A man and a woman carry out a ritual in the hope that she will be able to speak with her deceased son.
From the above synopsis you may believe that you’ve been there, you’ve seen that and you’ve got the damn t-shirt. However, A Dark Song is unlike any ritualistic horror film you’ve ever seen and embodies a stunning level of confidence and courage as it presents a bold, unforgettable and eerie journey into the occult. This is not a simple film about a Ouija board or a tale about broken families and dead children, this is more than that and it is astounding. A Dark Song is a breath of fresh air in a sub-genre of horror dominated by grieving parents making stupid mistakes and teenagers contacting the dead for a Friday night giggle. This is a light at the end of a dark tunnel filled with predictability and tedium, a promise that contacting the dead can be surprising and courageous, rather than dull and stupid. Held together by two breath-taking performances from Catherine Walker and Steve Oram, A Dark Song is intricate and minimal on the outside, but bursting with refreshing and brave ideas on the inside.
The majority of the film follows Sophia (Walker) and Joseph (Oram) as they carry out a complicated ritual inside a large, empty house where, in the end, they should be greeted by an angel that will grant them both one thing they desire. This concept alone is a bold one as it is and paves the way for a few spectacular scenes of beauty and otherworldliness. Of course, these scenes of wonder are coupled with those that are more terrifying, because when you’re venturing into a world of angels, you have to cross paths with a few demons. Despite their horror, the scenes of misery are, too, captured beautifully. A Dark Song lives up to its name, becoming a gorgeous lullaby of cinematography interlaced with an eerie atmosphere dripping with dread.

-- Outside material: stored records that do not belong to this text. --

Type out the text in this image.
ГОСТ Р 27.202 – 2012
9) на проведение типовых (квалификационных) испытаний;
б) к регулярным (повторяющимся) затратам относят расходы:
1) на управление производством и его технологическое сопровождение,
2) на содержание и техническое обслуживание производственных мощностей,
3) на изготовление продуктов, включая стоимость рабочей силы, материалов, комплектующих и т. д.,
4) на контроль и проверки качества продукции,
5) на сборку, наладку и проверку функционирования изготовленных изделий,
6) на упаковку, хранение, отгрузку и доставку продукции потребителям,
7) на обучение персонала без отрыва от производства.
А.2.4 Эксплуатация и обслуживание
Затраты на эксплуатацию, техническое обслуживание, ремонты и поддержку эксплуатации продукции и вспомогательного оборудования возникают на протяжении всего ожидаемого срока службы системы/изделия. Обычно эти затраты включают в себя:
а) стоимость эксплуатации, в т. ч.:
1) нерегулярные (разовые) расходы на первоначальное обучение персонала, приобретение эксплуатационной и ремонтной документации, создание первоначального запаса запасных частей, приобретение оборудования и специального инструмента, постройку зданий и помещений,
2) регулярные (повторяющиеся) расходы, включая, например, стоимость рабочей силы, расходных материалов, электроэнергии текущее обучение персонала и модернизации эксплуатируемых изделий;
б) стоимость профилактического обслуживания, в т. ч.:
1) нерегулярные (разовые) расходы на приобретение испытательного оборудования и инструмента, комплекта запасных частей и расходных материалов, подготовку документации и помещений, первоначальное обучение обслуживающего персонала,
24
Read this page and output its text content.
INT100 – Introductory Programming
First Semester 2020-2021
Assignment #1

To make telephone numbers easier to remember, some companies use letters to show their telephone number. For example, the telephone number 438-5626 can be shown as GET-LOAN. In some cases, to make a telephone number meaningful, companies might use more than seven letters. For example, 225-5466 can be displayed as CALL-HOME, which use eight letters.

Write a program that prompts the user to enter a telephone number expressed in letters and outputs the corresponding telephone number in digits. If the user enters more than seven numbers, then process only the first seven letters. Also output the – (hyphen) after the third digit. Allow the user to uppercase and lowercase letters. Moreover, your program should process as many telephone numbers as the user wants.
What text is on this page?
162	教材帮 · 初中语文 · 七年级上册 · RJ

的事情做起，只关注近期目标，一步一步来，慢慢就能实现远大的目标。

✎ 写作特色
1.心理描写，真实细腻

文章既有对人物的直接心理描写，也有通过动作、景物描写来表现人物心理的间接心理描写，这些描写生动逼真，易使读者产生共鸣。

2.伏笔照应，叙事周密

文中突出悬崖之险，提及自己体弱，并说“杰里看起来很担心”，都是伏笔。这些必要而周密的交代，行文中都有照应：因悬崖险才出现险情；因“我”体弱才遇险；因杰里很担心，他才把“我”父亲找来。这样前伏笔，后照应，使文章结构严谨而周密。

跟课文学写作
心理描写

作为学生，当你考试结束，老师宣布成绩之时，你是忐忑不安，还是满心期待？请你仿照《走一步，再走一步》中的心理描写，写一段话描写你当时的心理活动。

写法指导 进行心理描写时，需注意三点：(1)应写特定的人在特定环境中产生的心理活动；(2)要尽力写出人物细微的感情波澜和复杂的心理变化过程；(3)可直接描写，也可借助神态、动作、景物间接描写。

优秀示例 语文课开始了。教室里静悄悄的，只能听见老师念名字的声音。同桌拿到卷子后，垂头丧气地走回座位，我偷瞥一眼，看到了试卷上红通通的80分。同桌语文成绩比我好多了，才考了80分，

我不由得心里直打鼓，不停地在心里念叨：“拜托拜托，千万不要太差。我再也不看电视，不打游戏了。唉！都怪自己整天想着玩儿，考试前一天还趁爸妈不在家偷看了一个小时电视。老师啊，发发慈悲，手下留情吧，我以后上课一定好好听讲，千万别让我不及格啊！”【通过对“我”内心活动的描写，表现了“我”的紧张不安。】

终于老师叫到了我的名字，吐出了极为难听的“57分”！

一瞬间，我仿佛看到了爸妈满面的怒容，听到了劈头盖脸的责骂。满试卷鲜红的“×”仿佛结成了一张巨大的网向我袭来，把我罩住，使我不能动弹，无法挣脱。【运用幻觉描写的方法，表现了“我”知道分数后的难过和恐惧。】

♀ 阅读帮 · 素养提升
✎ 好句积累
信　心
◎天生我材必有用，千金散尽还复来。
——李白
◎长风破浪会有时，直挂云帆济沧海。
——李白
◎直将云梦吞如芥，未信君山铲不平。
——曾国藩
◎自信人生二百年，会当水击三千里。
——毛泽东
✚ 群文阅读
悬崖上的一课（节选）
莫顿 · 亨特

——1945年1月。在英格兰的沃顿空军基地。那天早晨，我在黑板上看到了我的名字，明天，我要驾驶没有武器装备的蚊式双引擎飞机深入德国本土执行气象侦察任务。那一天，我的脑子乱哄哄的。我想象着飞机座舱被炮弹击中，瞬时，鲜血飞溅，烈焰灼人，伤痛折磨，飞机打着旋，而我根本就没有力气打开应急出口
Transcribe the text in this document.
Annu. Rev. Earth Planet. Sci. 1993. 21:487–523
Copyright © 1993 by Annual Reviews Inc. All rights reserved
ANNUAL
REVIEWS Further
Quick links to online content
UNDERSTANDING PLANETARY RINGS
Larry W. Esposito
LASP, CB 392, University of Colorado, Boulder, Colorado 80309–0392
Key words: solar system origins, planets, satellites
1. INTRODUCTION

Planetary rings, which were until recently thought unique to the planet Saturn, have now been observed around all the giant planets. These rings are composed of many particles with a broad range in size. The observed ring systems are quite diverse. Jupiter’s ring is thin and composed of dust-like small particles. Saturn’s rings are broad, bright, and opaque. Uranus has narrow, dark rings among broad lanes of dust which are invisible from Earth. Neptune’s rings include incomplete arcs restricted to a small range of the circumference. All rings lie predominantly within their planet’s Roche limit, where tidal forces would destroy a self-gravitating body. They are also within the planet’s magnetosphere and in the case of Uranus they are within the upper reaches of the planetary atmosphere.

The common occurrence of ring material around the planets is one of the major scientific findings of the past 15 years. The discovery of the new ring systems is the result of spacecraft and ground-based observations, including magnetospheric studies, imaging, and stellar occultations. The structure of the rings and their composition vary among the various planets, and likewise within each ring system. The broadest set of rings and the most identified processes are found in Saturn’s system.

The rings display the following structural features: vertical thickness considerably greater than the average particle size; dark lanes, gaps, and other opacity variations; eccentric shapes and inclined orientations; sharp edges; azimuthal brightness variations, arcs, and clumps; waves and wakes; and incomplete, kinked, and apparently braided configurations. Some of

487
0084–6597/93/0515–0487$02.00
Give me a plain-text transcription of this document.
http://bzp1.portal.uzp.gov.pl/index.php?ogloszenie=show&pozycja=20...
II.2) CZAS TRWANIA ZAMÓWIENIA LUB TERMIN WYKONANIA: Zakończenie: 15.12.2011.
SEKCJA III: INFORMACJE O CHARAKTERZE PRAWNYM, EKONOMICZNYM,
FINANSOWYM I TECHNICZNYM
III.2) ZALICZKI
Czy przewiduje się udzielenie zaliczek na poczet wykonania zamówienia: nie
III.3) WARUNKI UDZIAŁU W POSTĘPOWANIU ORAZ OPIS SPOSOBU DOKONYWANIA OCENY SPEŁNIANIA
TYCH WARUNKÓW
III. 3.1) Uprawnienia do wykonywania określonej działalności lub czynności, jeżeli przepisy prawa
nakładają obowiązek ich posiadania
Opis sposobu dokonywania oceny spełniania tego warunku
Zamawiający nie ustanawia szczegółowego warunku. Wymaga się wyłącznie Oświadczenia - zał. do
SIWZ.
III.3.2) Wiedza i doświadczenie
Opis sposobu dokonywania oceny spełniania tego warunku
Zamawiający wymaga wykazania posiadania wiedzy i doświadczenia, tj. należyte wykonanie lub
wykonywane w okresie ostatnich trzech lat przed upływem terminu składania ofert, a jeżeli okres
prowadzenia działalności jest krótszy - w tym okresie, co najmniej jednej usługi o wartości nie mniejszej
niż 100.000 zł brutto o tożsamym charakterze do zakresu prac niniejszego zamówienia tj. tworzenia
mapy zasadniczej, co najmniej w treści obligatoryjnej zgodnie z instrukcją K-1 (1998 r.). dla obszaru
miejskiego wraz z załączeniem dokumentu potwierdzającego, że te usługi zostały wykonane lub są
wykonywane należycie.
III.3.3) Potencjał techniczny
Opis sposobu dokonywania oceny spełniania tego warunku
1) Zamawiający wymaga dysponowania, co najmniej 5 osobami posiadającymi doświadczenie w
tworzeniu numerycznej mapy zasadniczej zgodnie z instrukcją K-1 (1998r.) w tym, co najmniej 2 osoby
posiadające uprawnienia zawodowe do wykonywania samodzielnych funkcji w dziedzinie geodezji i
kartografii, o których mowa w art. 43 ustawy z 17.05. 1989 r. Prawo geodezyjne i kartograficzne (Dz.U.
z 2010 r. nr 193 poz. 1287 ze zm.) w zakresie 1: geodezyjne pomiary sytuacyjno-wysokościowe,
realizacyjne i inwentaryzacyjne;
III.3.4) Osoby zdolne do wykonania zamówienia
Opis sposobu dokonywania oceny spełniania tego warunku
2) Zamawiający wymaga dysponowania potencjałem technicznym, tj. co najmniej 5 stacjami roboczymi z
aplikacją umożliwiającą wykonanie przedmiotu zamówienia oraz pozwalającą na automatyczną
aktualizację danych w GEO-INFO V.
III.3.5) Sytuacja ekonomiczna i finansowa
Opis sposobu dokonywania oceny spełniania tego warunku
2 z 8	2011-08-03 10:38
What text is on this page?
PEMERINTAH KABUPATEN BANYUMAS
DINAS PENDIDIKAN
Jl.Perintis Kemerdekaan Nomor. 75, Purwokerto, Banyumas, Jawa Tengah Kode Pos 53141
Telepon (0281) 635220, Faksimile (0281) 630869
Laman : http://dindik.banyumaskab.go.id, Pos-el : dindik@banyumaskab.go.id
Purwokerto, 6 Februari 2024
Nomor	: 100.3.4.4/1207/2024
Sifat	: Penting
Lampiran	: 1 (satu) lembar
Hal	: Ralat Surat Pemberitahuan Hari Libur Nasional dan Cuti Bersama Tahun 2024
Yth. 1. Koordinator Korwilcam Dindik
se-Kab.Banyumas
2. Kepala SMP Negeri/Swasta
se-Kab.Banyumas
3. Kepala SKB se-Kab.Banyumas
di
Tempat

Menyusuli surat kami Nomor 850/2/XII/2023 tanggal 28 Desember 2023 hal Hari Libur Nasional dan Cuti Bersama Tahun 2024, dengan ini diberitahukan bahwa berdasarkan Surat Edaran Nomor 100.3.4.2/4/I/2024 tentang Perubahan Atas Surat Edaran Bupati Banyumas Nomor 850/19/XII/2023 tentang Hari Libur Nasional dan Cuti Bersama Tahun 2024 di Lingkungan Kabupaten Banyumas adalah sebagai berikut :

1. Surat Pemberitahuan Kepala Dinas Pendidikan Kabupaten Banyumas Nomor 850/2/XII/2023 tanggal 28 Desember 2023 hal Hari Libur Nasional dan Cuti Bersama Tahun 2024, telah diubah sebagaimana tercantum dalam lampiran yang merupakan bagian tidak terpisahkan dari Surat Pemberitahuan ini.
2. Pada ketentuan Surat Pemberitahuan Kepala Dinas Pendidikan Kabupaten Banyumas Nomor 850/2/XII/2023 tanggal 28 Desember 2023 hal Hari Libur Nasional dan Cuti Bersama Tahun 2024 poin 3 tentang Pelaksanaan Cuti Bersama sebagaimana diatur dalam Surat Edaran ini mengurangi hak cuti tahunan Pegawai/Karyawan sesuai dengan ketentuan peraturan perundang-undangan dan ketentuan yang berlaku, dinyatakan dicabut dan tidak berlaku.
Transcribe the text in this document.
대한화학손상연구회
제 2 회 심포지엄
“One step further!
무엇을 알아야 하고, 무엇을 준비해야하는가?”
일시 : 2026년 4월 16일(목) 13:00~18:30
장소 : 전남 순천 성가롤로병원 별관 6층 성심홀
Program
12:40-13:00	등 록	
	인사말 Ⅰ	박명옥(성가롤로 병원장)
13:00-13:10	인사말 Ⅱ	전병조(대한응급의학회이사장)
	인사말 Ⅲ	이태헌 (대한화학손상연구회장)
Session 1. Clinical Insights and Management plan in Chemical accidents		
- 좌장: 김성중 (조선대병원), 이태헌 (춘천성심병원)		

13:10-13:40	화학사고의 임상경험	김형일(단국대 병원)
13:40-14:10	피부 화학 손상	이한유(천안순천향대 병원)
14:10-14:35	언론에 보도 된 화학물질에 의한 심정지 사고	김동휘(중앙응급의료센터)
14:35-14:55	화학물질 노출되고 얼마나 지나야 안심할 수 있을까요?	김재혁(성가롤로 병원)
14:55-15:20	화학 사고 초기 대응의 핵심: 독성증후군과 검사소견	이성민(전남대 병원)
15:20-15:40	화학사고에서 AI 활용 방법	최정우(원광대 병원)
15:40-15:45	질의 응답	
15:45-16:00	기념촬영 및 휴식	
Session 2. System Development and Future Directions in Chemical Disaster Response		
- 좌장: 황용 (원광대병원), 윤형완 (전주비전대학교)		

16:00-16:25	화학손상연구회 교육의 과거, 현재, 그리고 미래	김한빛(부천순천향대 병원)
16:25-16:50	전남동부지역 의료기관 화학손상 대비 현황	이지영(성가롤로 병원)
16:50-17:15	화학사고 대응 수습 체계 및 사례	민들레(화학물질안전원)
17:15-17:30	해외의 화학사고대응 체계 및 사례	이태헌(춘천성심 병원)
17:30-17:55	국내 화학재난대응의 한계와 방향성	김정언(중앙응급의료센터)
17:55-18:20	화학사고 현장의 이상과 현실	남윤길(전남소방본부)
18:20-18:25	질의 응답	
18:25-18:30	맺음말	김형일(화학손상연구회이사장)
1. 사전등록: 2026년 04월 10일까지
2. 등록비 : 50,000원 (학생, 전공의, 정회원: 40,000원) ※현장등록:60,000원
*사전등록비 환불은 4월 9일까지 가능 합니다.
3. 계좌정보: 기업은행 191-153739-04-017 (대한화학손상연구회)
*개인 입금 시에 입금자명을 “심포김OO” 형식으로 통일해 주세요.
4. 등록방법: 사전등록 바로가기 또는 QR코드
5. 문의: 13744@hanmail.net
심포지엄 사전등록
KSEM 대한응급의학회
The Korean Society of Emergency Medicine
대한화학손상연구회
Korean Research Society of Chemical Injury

The boldness of A Dark Song’s potential promise of an angelic finale is enough to maintain your interest until the end. It also allows you to believe in Joseph’s unbelievable tasks for Sophia; she’s going to meet an angel for goodness sake, yes she can do without a bit of sleep. We know that Sophia wants to speak to her deceased son, but Joseph’s want is a mystery. He is an occultist that has carried out successful rituals like this before; he guides Sophia round the house, where every room is marked with various symbols and the idea of venturing into five circles is the key to the ritual’s success. It is mandatory for Sophia to be as pure as possible, so she must also refrain from sex, food and water prior to the ritual and various times throughout. The ritual takes many months and at no point can either venture from the house; not for food or emergencies, for fear that they will be trapped in the house forever. It’s complicated and utterly mad, but entirely enthralling thanks to the film’s confidence in its execution.
The script is woven perfectly for Oram and Walker to portray their contrasting characters. Sophia is a middle-class, uptight woman who is desperate to speak to her son and willing to do anything – and spend £80,000 – to do so. She becomes frustrated when after many weeks there is no sign of success and no proof that the ritual is working, taking her anger out on Joseph who, quite frankly takes none of it. Joseph is a bit of a bastard. The complete opposite of how you’d traditionally picture an occultist; he’s a brash bully, forcing Sophia to do unthinkable things with the promise that her son will be at the end of it. He smashes plates in anger and calls Sophia every name under the sun, but there’s no denying his intelligence and familiarity with demons, gods and angels. The relationship between these two people holds the film together and persuades the audience of the reality that lies within this unreal chain of events. Walker wonderfully channels a mother’s desperation and longing to create a character that is easy to empathise with and Oram’s Joseph fast becomes a welcome splinter in her depression, ironically bringing her down to earth when all he means to do is persuade her of otherworldly potentials. Never has it been so easy to believe in angels and demons than here.
To speak much more about A Dark Song would be a crime, because it’s best going in knowing you’re going to be greeted by something special and nothing more. It’s stunning and astounding, equally as terrifying as it is beautiful as it manages to walk the tight rope between horror and grace so elegantly and confidently. A true gem and a must-watch, A Dark Song is a remarkable horror film.